Si l’on est donc ravis du spectacle, à la fois généreux et ambitieux, on ne peut s’empêcher d’avoir une pointe de frustration face au récit, mettant inévitablement de côté certains personnages secondaires n’ayant qu’une poignée de séquences à l’écran tandis que le dernier acte du film pourra paraître un brin précipité, fait pour boucler un arc narratif avant d’en ouvrir un nouveau en vue du second volet, farouchement attendu. La réalisation d’Astier, bien plus à l’aise et délaissée de certains tics un peu fâcheux, a beau avoir plus d’amplitude, reste également encore un brin figée, un peu trop télévisuelle et parfois loin d’un véritable spectacle de cinéma comme certaines scènes en auraient besoin.

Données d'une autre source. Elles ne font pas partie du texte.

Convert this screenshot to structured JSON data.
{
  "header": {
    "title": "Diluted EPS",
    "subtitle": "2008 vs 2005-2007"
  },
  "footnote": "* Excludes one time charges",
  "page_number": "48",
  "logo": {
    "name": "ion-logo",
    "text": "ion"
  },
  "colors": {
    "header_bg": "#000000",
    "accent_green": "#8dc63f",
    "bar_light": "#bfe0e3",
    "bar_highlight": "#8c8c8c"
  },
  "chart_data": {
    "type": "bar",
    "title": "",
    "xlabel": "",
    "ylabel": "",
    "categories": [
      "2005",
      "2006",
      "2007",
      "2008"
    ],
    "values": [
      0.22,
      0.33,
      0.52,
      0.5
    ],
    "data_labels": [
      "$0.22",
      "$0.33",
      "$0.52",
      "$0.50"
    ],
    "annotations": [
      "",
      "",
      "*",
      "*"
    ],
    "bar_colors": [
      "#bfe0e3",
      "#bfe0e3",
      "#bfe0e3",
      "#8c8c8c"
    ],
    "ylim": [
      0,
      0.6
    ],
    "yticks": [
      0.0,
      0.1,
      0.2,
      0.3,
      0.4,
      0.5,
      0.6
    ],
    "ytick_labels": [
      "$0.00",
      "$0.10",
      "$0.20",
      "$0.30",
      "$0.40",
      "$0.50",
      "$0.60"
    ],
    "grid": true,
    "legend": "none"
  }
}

Qu’importe, ce n’est pas pour son sens du spectacle que l’on aime Kaamelott mais bien pour son sens du récit, sa façon de jouer avec la mythologie et avec les dialogues pour amorcer une réplique culte à quasiment chaque séquence. Drôle, épique et émouvant, venant approfondir certaines relations avec tendresse, Kaamelott – Premier volet est donc un pari réussi et la promesse de suites encore plus grandioses pour boucler cette immense quête du Graal à laquelle Alexandre Astier nous convie tous et dont on attend la suite avec impatience tout en redoutant le fait qu’elle nous rapprochera de la fin de cette merveilleuse aventure, unique en son genre dans la télévision et le cinéma français.